Don Luis es un artesano fundador de la Muestra de Artesanía de la Universidad Católica, pues participa en ella desde su 1era. versión, realizada el año 1974. Sus curtidas manos, y el profundo conocimiento con el que habla de su folclórico trabajo, corroboran lo que asegura: “soy el último espuelero a la antigua de Chile. A mí me mató la locomoción, el progreso, ya que antes la gente andaba más a caballo”.
El artesano señala que “en la espuela antigua uno forja la rodaja de riel, después todo calado a fuego, se calienta y uno perfora todos los hoyos. No como lo hacen ahora, con taladro eléctrico”.
Dice que “hay un límite de 5 años haciendo espuelas corrientes, para afirmar la mano. Más o menos a los 30 años empiezas a hacer espuelas finas, que son las que se usan en los Champions de Chile”.
Hierro, bronce y acero son los metales utilizados para fabricar espuelas, antiguamente eran de plata. De herencia española, son empleadas por el huaso, para hacer andar el caballo mediante la rotación de la rodaja en sus costillas y, por supuesto, para bailar la cueca. Según los expertos, lo importante es el sonido: tienen que tintinear.
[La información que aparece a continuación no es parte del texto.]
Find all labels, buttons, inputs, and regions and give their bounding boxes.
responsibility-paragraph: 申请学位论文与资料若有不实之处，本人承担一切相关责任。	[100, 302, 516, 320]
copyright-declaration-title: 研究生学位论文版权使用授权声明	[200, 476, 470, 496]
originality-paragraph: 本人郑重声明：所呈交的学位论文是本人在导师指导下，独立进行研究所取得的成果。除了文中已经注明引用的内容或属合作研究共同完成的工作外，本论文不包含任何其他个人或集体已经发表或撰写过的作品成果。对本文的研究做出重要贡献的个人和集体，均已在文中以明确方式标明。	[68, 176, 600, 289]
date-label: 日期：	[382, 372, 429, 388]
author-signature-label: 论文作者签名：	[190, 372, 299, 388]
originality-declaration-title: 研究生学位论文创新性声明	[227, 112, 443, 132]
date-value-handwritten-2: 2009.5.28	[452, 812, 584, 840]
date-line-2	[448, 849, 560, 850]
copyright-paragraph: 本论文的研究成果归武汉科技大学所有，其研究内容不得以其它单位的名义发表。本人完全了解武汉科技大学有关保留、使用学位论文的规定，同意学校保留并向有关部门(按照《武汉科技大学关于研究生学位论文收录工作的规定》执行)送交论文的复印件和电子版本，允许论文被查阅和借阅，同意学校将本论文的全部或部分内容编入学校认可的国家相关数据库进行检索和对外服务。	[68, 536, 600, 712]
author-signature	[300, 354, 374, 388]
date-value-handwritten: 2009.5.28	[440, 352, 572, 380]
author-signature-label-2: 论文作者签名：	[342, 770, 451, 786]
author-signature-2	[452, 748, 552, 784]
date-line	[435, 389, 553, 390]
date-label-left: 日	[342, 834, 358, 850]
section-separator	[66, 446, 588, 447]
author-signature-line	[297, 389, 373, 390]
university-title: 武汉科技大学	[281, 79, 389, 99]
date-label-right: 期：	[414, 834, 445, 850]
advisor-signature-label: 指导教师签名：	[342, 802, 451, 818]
Don Luis Araya Morales ha estado presente en todas las ediciones de la Muestra Internacional Artesanía Universidad Católica. Conversar con él es recorrer los secretos de su oficio, de sus piezas únicas y conocer la historia oral de esta instancia, con picardía y memoria.
Uno de los últimos exponentes de esta hermosa tradición campesina, relata ser maestro artesano y donde las espuelas -en distintos tamaños, materiales y diseños- se convierten en su más preciada elaboración. Toda una vida dedicada al herraje; donde el tiempo, esfuerzo y un tremendo amor por su oficio, convierten a don Luis Araya Morales en toda una leyenda viviente y patrimonio humano vivo de nuestra comuna de Linares. Luis Araya, falleció recientemente. (Fotografía: de su archivo personal).